Sunday, 27 April 2014

Gresham Machen on Billy Sunday

Short, interesting video on the life and ministry of American ordained Presbyterian evangelist, Billy Sunday. It reminded me of fellow Presbyterian, Gresham Machen's impressions when he went to hear him preach in Philadlephia. Machen did not get a minister's ticket that would have got him nearer the platform and had to queue in heavy rain. He eventually got into the Tabernacle before, having to stand at one of the back corners from where he could hardly make out even the preacher's face. (There were 20,000 in attendance even on that stormy night.)  He heard most of the sermon, but felt too much out of things to give a proper impression of the meeting. Afterwards, he made his way into the centre of the Tabernacle where he listened to the vast choir and afterwards to the discussion of methods before hundreds of church workers. Machen later recorded, "This last part impressed me as much as anything else." 

Repeating again, that he felt unable to judge Sunday, he did say that Sunday preached on Romans 12:1 "and the treatment was thoroughly textual" He continued: "I was impressed as I have seldom been with the permanent power of great words. In an enviornment so intensely modern, the words of Paul seem to be as up to date as they ever were." Again, Machen (who was not noted for suffering fools gladly) commented: "The big argument for Billy Sunday is the result of his preaching. 'By their fruits, ye shall know them'." 

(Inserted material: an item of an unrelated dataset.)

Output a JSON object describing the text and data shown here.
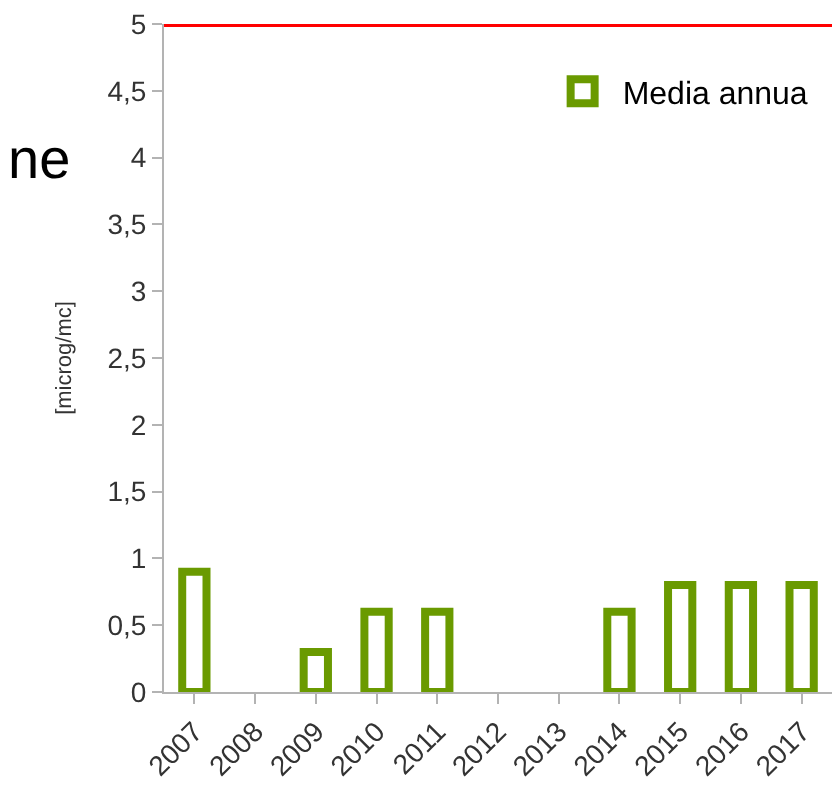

Machen returned to hear Sunday, a few days later. He obtained his ministerial ticket and got closer. This advantage encouraged him to say that he was more impressed than the previous visit. Sunday preached on 2 Samuel 12:13 "And David said unto Nathan, I have sinned against the LORD. And Nathan said unto David, The LORD also hath put away thy sin; thou shalt not die." He described the sermon as being "old fashioned evangelism of the most powerful and elemental kind" but did not warm to some of Sunday's antics, which he confessed left him "cold" and were not his. Nevertheless, he had to confess that "the total impact of the sermon was great" especially after Sunday stood on the chair and preached "the boundlessness of God's mercy" coming on the back of a sermon where "the sinfulness of sin had truly been presented". Machen concluded, "In the last five or ten minutes of that sermon, I got a new realisation of the power of the gospel." 

Billy Sunday was actively opposed by the Unitarians in Philadelphia. Machen stated: "I like Billy Sunday for the enemies he has."  Sunday was asked to go to Princeton University and address meetings there. Princeton itself was deeply divided over Sunday, with the Princeton newspapers on the attack. This had an effect on Machen: "The result of the whole thing is to make me more and more enthusiastic for the work that Billy Sunday is doing." Again, there was the need for Machen to distance himself from some of Sunday's methods: 

"His methods are as different from ours as could possibly be imagined from ours, but we support him to a man simply because, in an age of defection, he is preaching the gospel. We are not ashamed of his 'antiquated theology'; it is nothing in the world but the message of the cross, long neglected, which is manifesting its old power."

Machen was asked, at short notice, to address a prayer meeting in Princeton at this time. He did so and spoke informally about the relationship between Sunday's evangelism and Princeton theology. Perhaps at this point, it may be a good thing to remind my reader that the theology known as "Princeton Theology" is solidly Calvinist. It's main proponents were men like the Hodges, BB Warfield and Gresham Machen himself. Machen records that the relationship between Sunday's evangelism and the Calvinist "Princeton Theology" is "I think, very close." 

From anything that I have read of Sunday, (a limited statement) he has never particularly indicated  any adherance to Calvinism, other than accepting ordination at the hands of a Calvinistic church. Machen's observations are therefore the more interesting.